Baseball: Being deaf doesn’t stop DeLeon from doing what he wants

Summarized by Alyssa Smith, staff writer

Fabian DeLeon, who was born deaf, has played baseball since he was in elementary school. He is on the Odessa High School baseball team, and although he hasn’t gotten to play as much as he’d like, he wants to stick it out for the season. The high school senior earns As and Bs and is a member of the National Honor Society. He plans on attending Odessa College after graduation. While DeLeon admits that sometimes deaf children will be teased by their peers, he says through a sign language interpreter, “I’m proving to them that deaf people can do anything.”

His baseball team thinks of him “another one of the guys” and does not treat him differently because he is deaf. In fact, some of DeLeon’s teammates have learned some sign language. His coach, Leroy Mansanales also knows some sign language through his wife who used to work as an interpreter. DeLeon recognizes the efforts of his teammates and coach to communicate and acknowledges that they do make him feel more comfortable while at the ballpark.

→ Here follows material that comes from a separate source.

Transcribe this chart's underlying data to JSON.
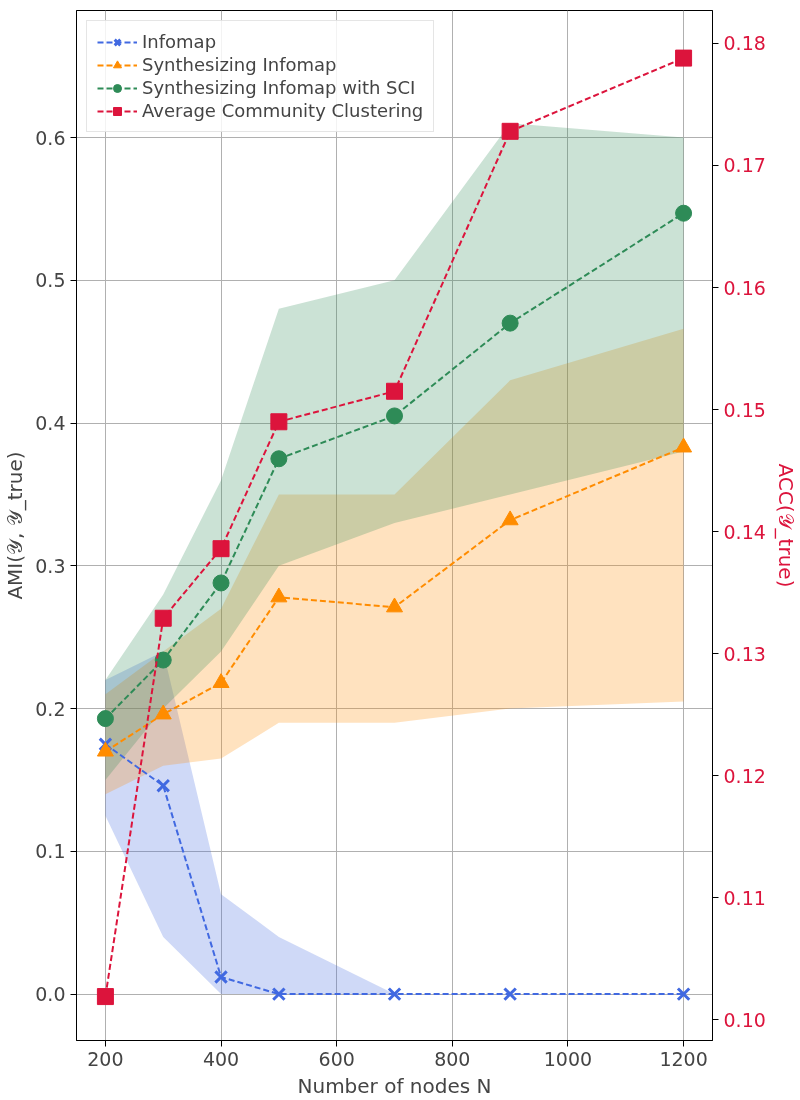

DeLeon received a cochlear implant in 2006, and since then, he has had the limited ability to speak and hear. Yet, he still has an interpreter in class and at practices and games. DeLeon’s interpreters usually interpret what is said during team huddles before and after games as well as instructions from the coaches during games. When DeLeon has been on the field, he has gotten on base in two of his three appearances at the plate. DeLeon also made a strong defensive play, getting the runner out even as they collided. He serves as an inspiration to his teammates, and his mother says that he has already done more than some hearing kids choose to do.